Deux variétés assez tranchées du berger sont le porcher et le chevrier. Le premier suit plutôt qu’il ne dirige, au milieu des bois, des bandes indisciplinées, toujours mécontentes, toujours grognant, et poussant parfois la rébellion jusqu’à fouler aux pieds et même dévorer leur gardien. Le chevrier accompagne sur les coteaux, par des matinées humides ou sous le ciel embrasé, des quadrupèdes capricieux qui sautent, grimpent, s’écartent, se suspendent aux branches, se baignent dans la rosée, se chauffent au soleil, sans autre règle que leur instinct. Il est agile, fantasque, indépendant comme ses chèvres. Dans les Pyrénées, il a souvent de mystérieuses liaisons avec les contrebandiers, ou s’emploie à guider les voyageurs le long des torrents et sur les cimes bleuâtres des montagnes.
A la fin de 1823, vivait dans la vallée de Luchon un pauvre chevrier nommé Juan, fils d’un soldat de l’Empire, enfant à l’œil vif, au corps souple, au cœur intrépide. Un soir, comme il gardait ses chèvres, il entend à l’est, sur le territoire espagnol, le bruit d’une fusillade. Il y court, et voit des guérillas qui, après avoir surpris un détachement français, en poursuivaient avec acharnement les débris épars. Le capitaine, pressé par deux paysans espagnols, gravissait péniblement une pente escarpée. Juan tire son couteau, et barre le passage au fugitif.
«N’es-tu pas Français? dit le capitaine étonné.
—Il ne s’agit pas de ça, répond Juan; rends-toi, ou je te lance mon couteau dans la poitrine.»
Le capitaine fut bientôt rejoint et désarmé par les deux Espagnols, qui reconnurent Juan pour l’avoir vu souvent venir au village de Venta, près de la frontière de France.

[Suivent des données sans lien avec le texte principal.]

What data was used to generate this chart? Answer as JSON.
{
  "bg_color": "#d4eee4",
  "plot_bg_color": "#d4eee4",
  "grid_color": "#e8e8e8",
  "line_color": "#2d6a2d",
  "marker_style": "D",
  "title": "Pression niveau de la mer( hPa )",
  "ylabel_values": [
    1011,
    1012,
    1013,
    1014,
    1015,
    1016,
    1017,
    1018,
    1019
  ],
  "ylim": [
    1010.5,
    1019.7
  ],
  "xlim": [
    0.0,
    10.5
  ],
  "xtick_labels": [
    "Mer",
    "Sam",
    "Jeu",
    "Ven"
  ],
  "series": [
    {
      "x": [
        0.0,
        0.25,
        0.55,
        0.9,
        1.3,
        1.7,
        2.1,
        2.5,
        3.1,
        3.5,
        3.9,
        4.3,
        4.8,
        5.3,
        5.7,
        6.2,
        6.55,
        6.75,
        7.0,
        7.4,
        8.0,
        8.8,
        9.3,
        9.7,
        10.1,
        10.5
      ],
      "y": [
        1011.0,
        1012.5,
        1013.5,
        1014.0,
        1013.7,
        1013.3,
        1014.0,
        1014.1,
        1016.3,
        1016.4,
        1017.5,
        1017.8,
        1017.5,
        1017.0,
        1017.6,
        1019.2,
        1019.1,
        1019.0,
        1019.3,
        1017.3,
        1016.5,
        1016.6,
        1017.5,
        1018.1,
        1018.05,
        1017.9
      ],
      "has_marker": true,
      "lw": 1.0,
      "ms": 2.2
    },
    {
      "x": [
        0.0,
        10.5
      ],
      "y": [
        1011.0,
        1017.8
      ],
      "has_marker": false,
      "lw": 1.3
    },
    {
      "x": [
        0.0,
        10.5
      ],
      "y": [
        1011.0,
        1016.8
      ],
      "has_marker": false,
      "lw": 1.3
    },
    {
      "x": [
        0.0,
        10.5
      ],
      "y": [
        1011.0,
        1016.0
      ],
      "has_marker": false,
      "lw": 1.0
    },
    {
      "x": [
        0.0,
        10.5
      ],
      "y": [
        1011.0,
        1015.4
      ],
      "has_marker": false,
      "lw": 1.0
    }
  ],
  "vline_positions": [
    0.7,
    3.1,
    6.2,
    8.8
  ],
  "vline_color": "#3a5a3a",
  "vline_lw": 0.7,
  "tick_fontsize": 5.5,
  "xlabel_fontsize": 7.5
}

«Bien fait, jeune homme! s’écrièrent-ils; sans toi ce communero nous échappait: tu auras ta part du butin.»
Ils se mirent à dépouiller le capitaine, dont l’épée et le portefeuille devinrent, par droit de conquête, la propriété du chevrier. Ils se préparaient à tuer leur prisonnier, lorsque Juan les arrêta:
«Les morts ne sont bons à rien, dit-il; il me semble que si nous menions ce chef à l’alcade de Venta, nous pourrions recevoir une assez bonne récompense.
—Il a raison, reprit l’un des paysans; qu’en penses-tu, Perez?»
Perez approuva la proposition, et l’on se mit en marche. Au bout de quelques minutes, la petite troupe se trouva dans un défilé, au bord d’un profond abîme. Juan, qui connaissait les moindres sentiers des montagnes, s’avança le premier, suivi immédiatement par le capitaine, et les deux Espagnols se placèrent à l’arrière-garde.